The method of exchanging one thing for another is called barter system.
A barter system is an old method of exchange. This system has been used for centuries and long before money was invented. People exchanged services and goods for other services and goods in return. Today, bartering has made a comeback using techniques that are more sophisticated to aid in trading;
For instance, the Internet. In ancient times, this system involved people in the same area, however today bartering is global. The value of bartering items can be negotiated with the other party. barter system doesn’t involve money which is one of the advantages. You can buy items by exchanging an item you have but no longer want or need. Generally, trading in this manner is done through online auctions and trade markets.
Barter System History:
The history of barter system all the way back to 6000 BC. Introduced by Mesopotamia tribes, bartering was adopted by Phoenicians. Phoenicians bartered goods to those located in various other cities across oceans. Babylonian’s also developed an improved bartering system. Goods were exchanged for food, tea, weapons, and spices. At times, human skulls were used as well. Salt was another popular item exchanged. Salt was so valuable that Roman soldiers’ salaries were paid with it.

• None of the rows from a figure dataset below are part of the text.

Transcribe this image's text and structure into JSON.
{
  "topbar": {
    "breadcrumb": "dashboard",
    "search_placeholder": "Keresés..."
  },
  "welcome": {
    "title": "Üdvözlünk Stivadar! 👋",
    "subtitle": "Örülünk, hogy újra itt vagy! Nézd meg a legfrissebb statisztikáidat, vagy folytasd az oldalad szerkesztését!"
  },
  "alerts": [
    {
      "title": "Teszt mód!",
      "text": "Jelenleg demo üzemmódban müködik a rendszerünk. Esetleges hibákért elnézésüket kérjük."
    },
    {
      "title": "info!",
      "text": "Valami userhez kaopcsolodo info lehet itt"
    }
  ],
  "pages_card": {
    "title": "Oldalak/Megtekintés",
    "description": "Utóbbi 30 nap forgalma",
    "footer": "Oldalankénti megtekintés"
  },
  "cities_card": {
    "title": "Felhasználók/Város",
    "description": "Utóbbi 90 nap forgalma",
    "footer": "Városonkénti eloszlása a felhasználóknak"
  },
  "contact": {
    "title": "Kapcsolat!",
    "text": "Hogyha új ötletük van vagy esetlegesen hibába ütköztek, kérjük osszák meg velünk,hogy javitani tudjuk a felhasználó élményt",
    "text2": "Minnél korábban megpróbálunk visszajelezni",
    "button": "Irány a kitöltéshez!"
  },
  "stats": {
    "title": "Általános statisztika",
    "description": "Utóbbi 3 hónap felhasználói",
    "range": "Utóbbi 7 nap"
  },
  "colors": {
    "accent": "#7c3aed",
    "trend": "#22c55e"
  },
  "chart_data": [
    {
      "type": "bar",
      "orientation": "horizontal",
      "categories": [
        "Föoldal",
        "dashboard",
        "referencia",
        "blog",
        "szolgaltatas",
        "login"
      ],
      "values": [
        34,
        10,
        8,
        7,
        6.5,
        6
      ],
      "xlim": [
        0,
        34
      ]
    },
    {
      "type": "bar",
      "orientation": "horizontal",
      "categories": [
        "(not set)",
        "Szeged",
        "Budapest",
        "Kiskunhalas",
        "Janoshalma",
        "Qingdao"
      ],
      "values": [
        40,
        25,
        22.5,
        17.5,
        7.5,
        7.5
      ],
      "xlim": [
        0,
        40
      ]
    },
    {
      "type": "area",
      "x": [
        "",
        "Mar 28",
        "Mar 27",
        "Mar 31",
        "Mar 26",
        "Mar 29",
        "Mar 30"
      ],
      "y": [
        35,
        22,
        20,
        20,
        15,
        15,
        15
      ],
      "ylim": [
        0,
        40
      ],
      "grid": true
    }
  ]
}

In the middle Ages, Europeans traveled around the globe to barter crafts and furs in exchange for silks and perfumes. Colonial Americans exchanged musket balls, deer skins, and wheat. When money was invented, bartering did not end, it become more organized
Due to lack of money, barter system become popular in the 1930 s during the Great Depression. It was used to obtain food and various other services. It was done through groups or between people who acted similar to banks. If any items were sold, the owner would receive credit and the buyer’s account would be debited.